Walter Borthwick

Personal information
- Full name: Walter Ross Borthwick
- Date of birth: 4 April 1948
- Place of birth: Edinburgh, Scotland
- Date of death: 24 April 2021 (aged 73)
- Position: Midfielder

Youth career
- Tynecastle Boys Club

Senior career*
- Years: Team / Apps / (Gls)
- 1965–1966: Greenock Morton / 8 / (4)
- 1966–1967: Brighton & Hove Albion / 1 / (0)
- 1967–1974: East Fife / 184 / (34)
- 1974–1976: St Mirren / 62 / (11)
- 1976–1977: St Johnstone / 22 / (2)
- 1977–1978: St Mirren / 1 / (0)
- 1978–1981: Dunfermline Athletic / 83 / (6)
- Total:  / 361 / (57)

Managerial career
- 1991: Arbroath

= Walter Borthwick =

Scottish footballer and coach (1948–2021)

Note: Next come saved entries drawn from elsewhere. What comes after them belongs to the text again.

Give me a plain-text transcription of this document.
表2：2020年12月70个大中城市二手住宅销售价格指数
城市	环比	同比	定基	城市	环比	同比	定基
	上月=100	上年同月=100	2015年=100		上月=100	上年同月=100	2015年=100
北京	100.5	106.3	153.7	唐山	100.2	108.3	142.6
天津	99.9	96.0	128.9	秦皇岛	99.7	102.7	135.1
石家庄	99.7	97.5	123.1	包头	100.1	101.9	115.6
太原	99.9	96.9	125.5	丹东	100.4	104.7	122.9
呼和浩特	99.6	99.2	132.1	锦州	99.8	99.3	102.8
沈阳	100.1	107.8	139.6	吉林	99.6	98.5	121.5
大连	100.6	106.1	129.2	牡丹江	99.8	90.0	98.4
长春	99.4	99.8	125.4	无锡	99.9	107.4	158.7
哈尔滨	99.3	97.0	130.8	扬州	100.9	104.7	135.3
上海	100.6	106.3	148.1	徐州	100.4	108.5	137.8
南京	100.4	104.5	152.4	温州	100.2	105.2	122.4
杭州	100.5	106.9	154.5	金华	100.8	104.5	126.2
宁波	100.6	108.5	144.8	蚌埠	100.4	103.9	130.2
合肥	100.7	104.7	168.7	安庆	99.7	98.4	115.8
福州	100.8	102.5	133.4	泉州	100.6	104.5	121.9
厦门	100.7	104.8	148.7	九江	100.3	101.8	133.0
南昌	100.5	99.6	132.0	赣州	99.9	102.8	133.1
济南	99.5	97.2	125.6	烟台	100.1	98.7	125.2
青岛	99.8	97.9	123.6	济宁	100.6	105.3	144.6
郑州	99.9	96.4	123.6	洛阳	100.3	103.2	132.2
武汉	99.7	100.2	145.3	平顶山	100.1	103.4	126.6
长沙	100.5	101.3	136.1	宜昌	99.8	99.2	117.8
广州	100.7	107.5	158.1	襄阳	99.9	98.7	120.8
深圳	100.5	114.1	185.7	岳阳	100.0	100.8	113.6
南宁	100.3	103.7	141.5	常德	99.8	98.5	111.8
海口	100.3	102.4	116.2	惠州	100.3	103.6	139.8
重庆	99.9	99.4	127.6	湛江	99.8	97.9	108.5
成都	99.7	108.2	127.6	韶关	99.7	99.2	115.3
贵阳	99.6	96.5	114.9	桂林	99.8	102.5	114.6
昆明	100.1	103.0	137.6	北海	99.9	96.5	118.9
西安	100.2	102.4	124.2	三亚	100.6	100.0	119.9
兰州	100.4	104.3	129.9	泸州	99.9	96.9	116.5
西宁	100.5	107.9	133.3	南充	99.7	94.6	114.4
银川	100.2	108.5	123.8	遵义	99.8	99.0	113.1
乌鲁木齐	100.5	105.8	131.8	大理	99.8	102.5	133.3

Walter Ross Borthwick (4 April 1948 – 24 April 2021) was a Scottish football player and coach. He played for Greenock Morton, Brighton & Hove Albion, East Fife, St Mirren, St Johnstone, and Dunfermline Athletic. He later managed Arbroath and was the first team coach at Hearts during most of the 1980s. Borthwick subsequently worked for the Scottish Football Association in East Lothian, before retiring in March 2013.